🤖 AI Summary
Existing autoregressive video diffusion models suffer from temporal repetition, motion drift, and deceleration during long-sequence streaming generation; directly adapting StreamingLLM-style attention pooling further degrades fidelity and induces dynamic stagnation. This paper proposes Deep Forcing—a training-free method for ultra-long video extrapolation—achieved via deep contextual stabilization and critical information preservation. Its core innovations are the first integration of Deep Sink (a sliding-window persistent sink token mechanism) with Participative Compression (importance-aware KV pruning coupled with temporal RoPE phase realignment), ensuring long-term temporal consistency and real-time inference without fine-tuning.
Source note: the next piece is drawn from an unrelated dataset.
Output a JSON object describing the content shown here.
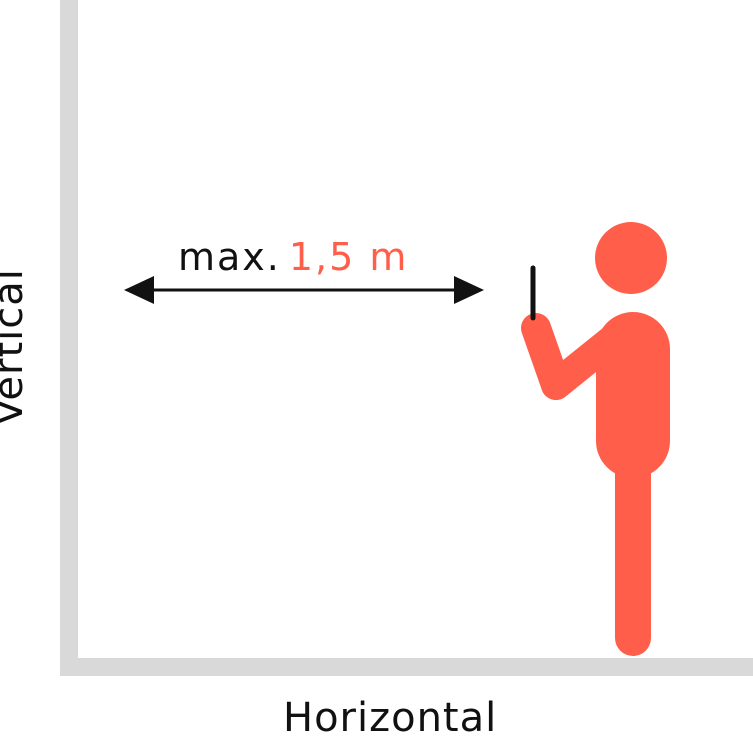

Experiments demonstrate support for over 12× temporal extrapolation (e.g., 5s → 60+ s), outperforming LongLive and RollingForcing in image quality, aesthetic score, and motion richness.
📝 Abstract
Recent advances in autoregressive video diffusion have enabled real-time frame streaming, yet existing solutions still suffer from temporal repetition, drift, and motion deceleration. We find that naively applying StreamingLLM-style attention sinks to video diffusion leads to fidelity degradation and motion stagnation. To overcome this, we introduce Deep Forcing, which consists of two training-free mechanisms that address this without any fine-tuning. Specifically, 1) Deep Sink dedicates half of the sliding window to persistent sink tokens and re-aligns their temporal RoPE phase to the current timeline, stabilizing global context during long rollouts. 2) Participative Compression performs importance-aware KV cache pruning that preserves only tokens actively participating in recent attention while safely discarding redundant and degraded history, minimizing error accumulation under out-of-distribution length generation. Together, these components enable over 12x extrapolation (e.g. 5s-trained to 60s+ generation) with better imaging quality than LongLive, better aesthetic quality than RollingForcing, almost maintaining overall consistency, and substantial gains in dynamic degree, all while maintaining real-time generation. Our results demonstrate that training-free KV-cache management can match or exceed training-based approaches for autoregressively streaming long-video generation.